Game #3: Play Dough Stamp and Count
Grab some play dough and use DUPLO bricks as stamps! I used index cards to create some quick number cards for Janie and Jonathan. Then I grabbed some DUPLO bricks with 2, 4, and 8 dots. I also threw in a flower since you can use the top of it to stamp just one dot.
For Janie (age 4), stamping the numbers 1-10 was enough of a challenge, although she’ll probably be ready to go on to larger numbers the next time we do this. Jonathan is 6, so I made him start right in with the numbers 10+. Stamping the right number of dots requires a little thinking! If I want to stamp 17, and I’ve stamped 8 so far, what should I do next?
This activity requires kids to break a number down into smaller numbers that add up to the number they are trying to stamp. Great for improving number sense!
Game #4: Empty the Bowl
This game was inspired by About Teaching Mathematics by Marilyn Burns. We used this book in our math methods class in college, and I saved it instead of selling it back to the bookstore. The book has so many fabulous math activities for kids, as well as instruction on how to teach math.
Play a simple version of this game with preschoolers, but for older kids (first grade and up), it can turn into an opportunity to learn about probability! More on that in a minute! First, the simple way. Simply fill a bowl with DUPLO bricks.
Each player rolls the dice and takes that many bricks out of the bowl. The game ends when the bowl is empty!
Make the game even more fun by graphing how many rolls it takes to empty the bowl!
For this game, I used a smaller bowl and 24 bricks.

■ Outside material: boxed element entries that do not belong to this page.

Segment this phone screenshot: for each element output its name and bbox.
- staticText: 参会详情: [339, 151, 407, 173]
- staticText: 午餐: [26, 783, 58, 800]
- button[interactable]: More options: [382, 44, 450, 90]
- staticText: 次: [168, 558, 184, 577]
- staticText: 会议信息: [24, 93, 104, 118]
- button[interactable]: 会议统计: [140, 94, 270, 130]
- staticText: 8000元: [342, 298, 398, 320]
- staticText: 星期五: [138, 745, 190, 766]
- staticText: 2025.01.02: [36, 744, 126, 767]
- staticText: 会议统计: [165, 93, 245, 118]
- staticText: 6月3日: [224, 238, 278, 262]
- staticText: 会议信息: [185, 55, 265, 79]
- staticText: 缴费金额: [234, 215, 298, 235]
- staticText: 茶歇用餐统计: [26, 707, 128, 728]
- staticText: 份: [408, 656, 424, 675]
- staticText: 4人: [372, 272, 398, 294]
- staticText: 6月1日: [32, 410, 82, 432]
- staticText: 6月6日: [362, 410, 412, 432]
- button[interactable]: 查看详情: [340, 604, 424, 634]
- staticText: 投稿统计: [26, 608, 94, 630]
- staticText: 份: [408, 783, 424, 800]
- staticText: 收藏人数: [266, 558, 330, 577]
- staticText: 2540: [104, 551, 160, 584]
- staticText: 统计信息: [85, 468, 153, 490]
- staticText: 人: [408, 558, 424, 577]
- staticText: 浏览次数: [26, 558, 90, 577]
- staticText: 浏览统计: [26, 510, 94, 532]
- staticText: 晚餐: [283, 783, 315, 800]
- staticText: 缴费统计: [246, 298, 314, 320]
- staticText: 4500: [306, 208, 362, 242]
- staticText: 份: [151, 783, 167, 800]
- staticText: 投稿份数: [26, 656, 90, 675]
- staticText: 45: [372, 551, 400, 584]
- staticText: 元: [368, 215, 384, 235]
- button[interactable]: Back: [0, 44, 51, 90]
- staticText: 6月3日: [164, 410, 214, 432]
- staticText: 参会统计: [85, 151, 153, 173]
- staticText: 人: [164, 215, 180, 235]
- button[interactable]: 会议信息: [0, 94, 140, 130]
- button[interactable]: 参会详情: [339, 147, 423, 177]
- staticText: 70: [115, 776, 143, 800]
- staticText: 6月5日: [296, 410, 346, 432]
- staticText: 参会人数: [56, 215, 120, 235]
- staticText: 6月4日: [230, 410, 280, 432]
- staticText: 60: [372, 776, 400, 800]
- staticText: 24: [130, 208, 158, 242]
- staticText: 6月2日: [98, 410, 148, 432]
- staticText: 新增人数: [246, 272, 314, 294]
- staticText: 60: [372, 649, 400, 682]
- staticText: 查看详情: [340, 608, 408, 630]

I asked Jonathan, “What is the least number of rolls that it could possibly take to empty the bowl?”
He wasn’t sure. I asked him if we could empty it in two. If we managed to roll a 6 and then another 6, would that empty the bowl? No, it wouldn’t. Older kids will be able to figure out on their own that the least possible number of rolls is 4, but Jonathan and I worked together to make this graph. The greatest possible number of rolls is 24, but that would be HIGHLY unlikely. However, if you played this game enough times, it could happen! For our purposes, I listed the numbers of rolls that would be most likely, but with enough on the upper end to show the limit of what is likely to happen.
Every time we played a round of this game, we put a tally mark next to the number of rolls it took to empty the bowl.
We played this game MANY times over the course of a few days! I’ll post a photo soon of our results. The more times your repeat this activity, the more accurate your graph will be.
Game #5: Number Towers
I used the number bricks from our DUPLO Number Train to set up a quick counting game for Janie.
She built towers that matched the number on each brick.
When the towers were complete, I carefully took them off the baseplate and then had her line them up least to greatest. In true Janie fashion, she had to add a DUPLO person on top of each tower. She pretended that they were climbing up the stairs!
Game #6: Build your own Board Game
Use 2 x 2 bricks to create a path for a board game on a large base plate.
Janie built a nice path for her game! She loves stuff like this.
To play the game, just roll the dice and then move your person that many spaces! Easy peasy! Older preschoolers and kindergartners may want to add shortcuts to the game board or pretend that different colors of brick mean different things. For example, you could play that when you land on green, you get to go ahead two more spaces.